George Leslie Sayers, of 1 Council Cottages, Selmeston, gave evidence that at 9.40 pm he was going home along South Street and met Cyril Winter. They went into the Snowdrop Inn and had one glass of wine. They left at ten o'clock and talked until 10.20, when he asked Winter if there was any chance of a ride home. He said there was if he could carry his bicycle. Witness put the bicycle on his right shoulder, and got on the pillion seat. The bicycle did not inconvenience either of them. The last thing he remembered was going round the double corner at Ranscombe Hill, and he knew nothing more until he woke up in hospital.

Replying to the jury, witness said the bicycle did not interfere with the steering, and they went round the double corner all right.

In reply to Superintendent Waghorn witness said Winter was sober and the lights were all right. This was not the first time Winter had had him on his machine with the bicycle.

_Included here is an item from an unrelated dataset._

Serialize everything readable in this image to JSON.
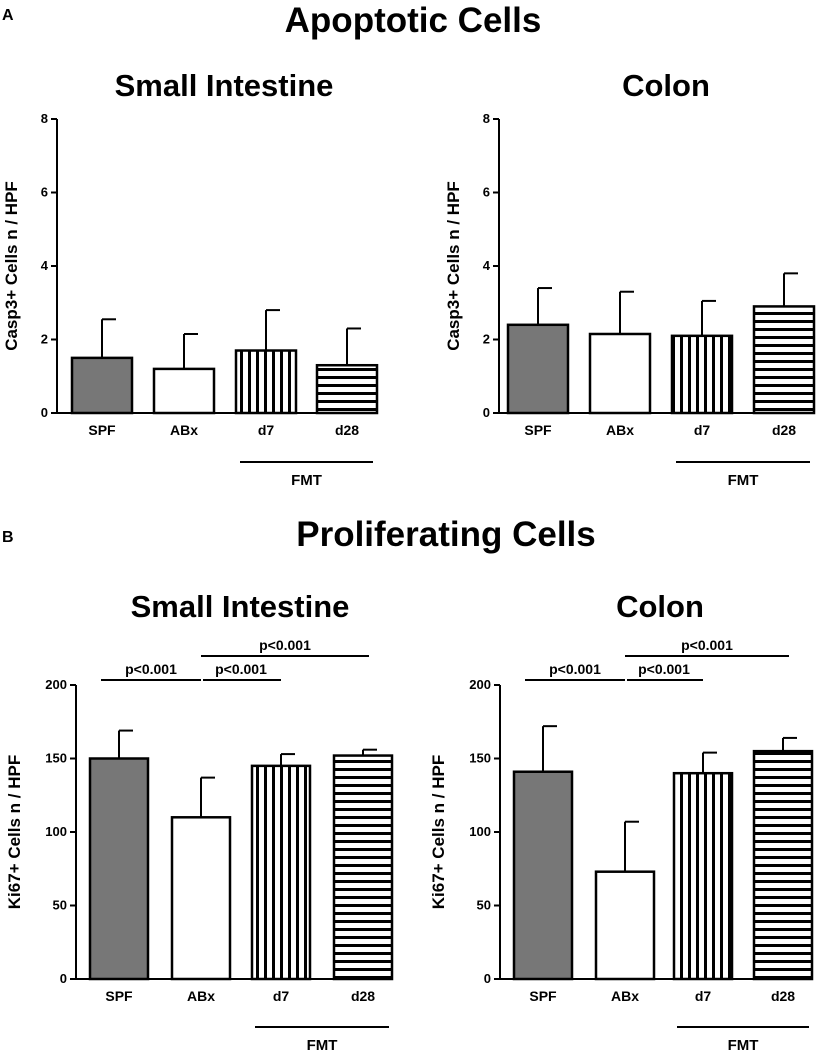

Cyril Winter of the Barley Mow, Selmeston, who aid he wished to give evidence, stated that Sayers and he left the Snowdrop Inn at ten o'clock. He agreed to give Sayers a lift if he could carry his bicycle. Sayers put it on his shoulder, the front wheel being alongside witness's hip. He had previously given him a similar lift. He had been riding about two and a half years. He remembered getting to the top of Ranscombe Hill, but nothing more until he woke up in hospital.

Replying to the Coroner, witness said he was not inconvenienced by the bicycle being pressed alongside his hip.

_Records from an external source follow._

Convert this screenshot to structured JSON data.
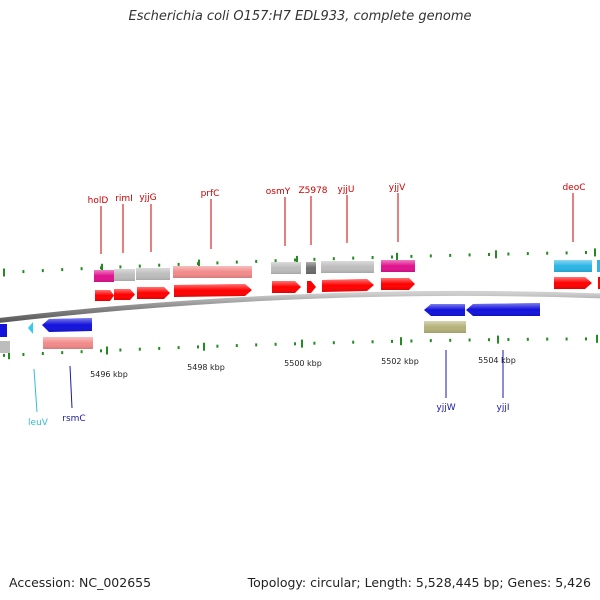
{
  "title": "Escherichia coli O157:H7 EDL933, complete genome",
  "footer": {
    "accession": "Accession: NC_002655",
    "topology": "Topology: circular; Length: 5,528,445 bp; Genes: 5,426"
  },
  "colors": {
    "forward_cds": "#ff0000",
    "reverse_cds": "#1010e0",
    "label_forward": "#cc0000",
    "label_reverse": "#1a1aa8",
    "label_rna": "#33bbdd",
    "backbone": "#999999",
    "tick": "#228b22"
  },
  "scale_labels": [
    "5496 kbp",
    "5498 kbp",
    "5500 kbp",
    "5502 kbp",
    "5504 kbp"
  ],
  "genes_above": [
    {
      "name": "holD",
      "color": "#cc0000"
    },
    {
      "name": "rimI",
      "color": "#cc0000"
    },
    {
      "name": "yjjG",
      "color": "#cc0000"
    },
    {
      "name": "prfC",
      "color": "#cc0000"
    },
    {
      "name": "osmY",
      "color": "#cc0000"
    },
    {
      "name": "Z5978",
      "color": "#cc0000"
    },
    {
      "name": "yjjU",
      "color": "#cc0000"
    },
    {
      "name": "yjjV",
      "color": "#cc0000"
    },
    {
      "name": "deoC",
      "color": "#cc0000"
    }
  ],
  "genes_below": [
    {
      "name": "leuV",
      "color": "#33bbdd"
    },
    {
      "name": "rsmC",
      "color": "#1a1aa8"
    },
    {
      "name": "yjjW",
      "color": "#1a1aa8"
    },
    {
      "name": "yjjI",
      "color": "#1a1aa8"
    }
  ]
}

In reply to Superintendent Waghorn, witness said he now appreciated that it was extremely dangerous to give another person with a bicycle a ride.


The Coroner remarked that if the jury thought that a motor cyclist taking another person with a bicycle on his back showed a reckless disregard for the lives of other people on the road then their verdict should be manslaughter.

The jury returned a verdict of 'Death from misadventure', and said there was no evidence to show any particular negligence, but they felt that Winter should be censured for carrying a pillion rider with a pedal bicycle on his back.

The Coroner (addressing Winter) – In my opinion the jury have been very lenient, and you are very fortunate not to stand in a far worse position. You have heard what the jury have said about this matter. I am sure you realise now that this is a dangerous practice. You have done it before, but I hope you will not do it again.